1. anonymous

2. anonymous

it's all about making the the bottom fraction 1... just a sec

3. anonymous

ya i get that but i confuse myself... i know you need a common demnominator..

4. anonymous

ugh i keep messing uppppp

5. anonymous

for yours, you have to get simple fraction over simple fraction first...

6. anonymous

$\frac{ 2-\frac{ 4 }{ x+2 } }{5+\frac{ 10 }{ x+2 } }$ is what you have but you need a simple fraction over a simple fraction. to get this, we start with a common denominator for the top expression... $2-\frac{ 4 }{ x+2 }=2\left( \frac{ x+2 }{ x+2 } \right)-\frac{ 4 }{ x+2 }=\frac{ 2x+4 }{ x+2 }-\frac{ 4 }{ x+2 }=\frac{ 2x }{ x+2 }$ does this make sense?

7. anonymous

yes that makes sense

8. anonymous

so you do the same to the bottom fraction?

9. anonymous

so now we do the same with the bottom expression.

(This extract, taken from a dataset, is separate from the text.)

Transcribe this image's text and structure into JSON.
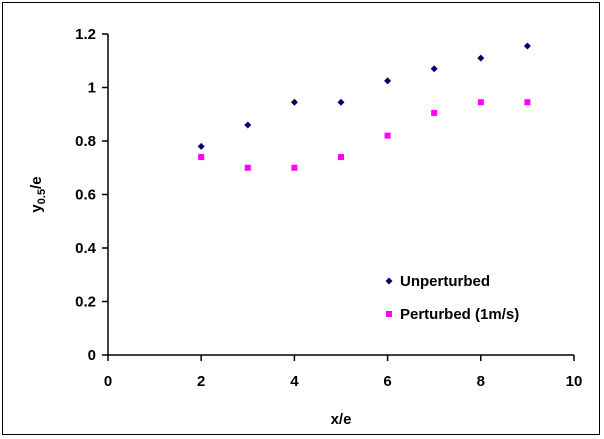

Would you like to try?

10. anonymous

yes give me a min to do it

11. anonymous

okay

12. anonymous

|dw:1440524508903:dw|

13. anonymous

excuse the terrible penmanship lol

14. anonymous

very good!!!

15. anonymous

so now we have $\Large{\frac{ \frac{ 2x }{ x+2 } }{ \frac{ 5x+20 }{ x+2 } }}$ right?

16. anonymous

|dw:1440524931675:dw|

17. anonymous

and then i do this?

18. anonymous

yes, do you know why?

19. anonymous

because its like dividing regular fractions... you flip and multiply... sooo the (x+2) crosses out right?

20. anonymous

well, the idea is to make an equivalent expression that is a simple fraction rather than a complex fraction. This is because we humans have a much easier time understanding what a simple fraction represents compared to a complex fraction. to make a simple fraction from a complex fraction, we simply manipulate the bottom fraction so that it is 1. we do this by multplying by the reciprocal of the bottom fraction, like this... $\Large{\frac{ \frac{ 2x }{ x+2 } }{ \frac{ 5x+20 }{x+2 } }=\frac{ \frac{ 2x }{ x+2 }\cdot \left( \frac{ x+2 }{ 5x+20 } \right) }{ \frac{ 5x+20 }{x+2 }\cdot \left( \frac{ x+2 }{ 5x+20 } \right)}=\frac{ \frac{ 2x }{ x+2 }\cdot \left( \frac{ x+2 }{ 5x+20 } \right) }{ \normalsize{1}}}$

21. anonymous

anything over 1 is just itself so that's why we end up with $\frac{ 2x }{ x+2 }\cdot \frac{ x+2 }{ 5x+20 }$ and we simplify from there

22. anonymous

does that make sense?

23. anonymous

yes so you factor 5x+20... to get 5(x+4)

24. anonymous

$\frac{ 2x }{ 5(x+4)}$ is the answer

25. anonymous

or should i not factor it?

26. anonymous

oh waiiittt hold on

27. anonymous

wait nvm thats my final answer lol

28. anonymous

to factor or not to factor is a matter of preference... you still have reduced to lowest terms.

29. anonymous

but does the process make sense to you?

30. anonymous

yeah it makes sense to focus on the numerator and denominator separately before you put it all together.. i was trying to do it all in one stepp. so thats my final correct answer?

31. anonymous

yep

32. anonymous

good job!

33. anonymous

thank you for actually teaching me.. no one else takes the time to do that i have 5 more to do lol. but would you be willing to check one of them for me after i do it.

34. anonymous

sure

35. anonymous

36. anonymous

and i think that can be reduced?

37. anonymous

correct, it can be reduced

38. anonymous

well this is a silly brain fart but i would reduce all the terms by 2?

39. anonymous

$\frac{ 4x-12 }{ 5x}$

40. anonymous

yep, that's the extent of it

41. anonymous

one more question lol

42. anonymous

43. anonymous

for the first question the denominator isnt a fraction...

44. anonymous

you can make it one... $5+a=\frac{ 5+a }{ 1 }$

45. anonymous

ohhhh wait i got thiis

46. anonymous

yes except it is $$25-a^2 \text{ not } a^2 - 25$$

47. anonymous

gotchaaa.. but does the order i write it affect it? i thought it was a difference of squares either way

48. anonymous

true, but $$25-a^2 \ne a^2-25$$ unless $$a=\pm 5$$

49. anonymous

ahh i gotchaa. seriously thank you so much! youre amazingg! i might message you when im in need of a lesson lol

50. anonymous

right on! good luck, have a great day and keep on learning!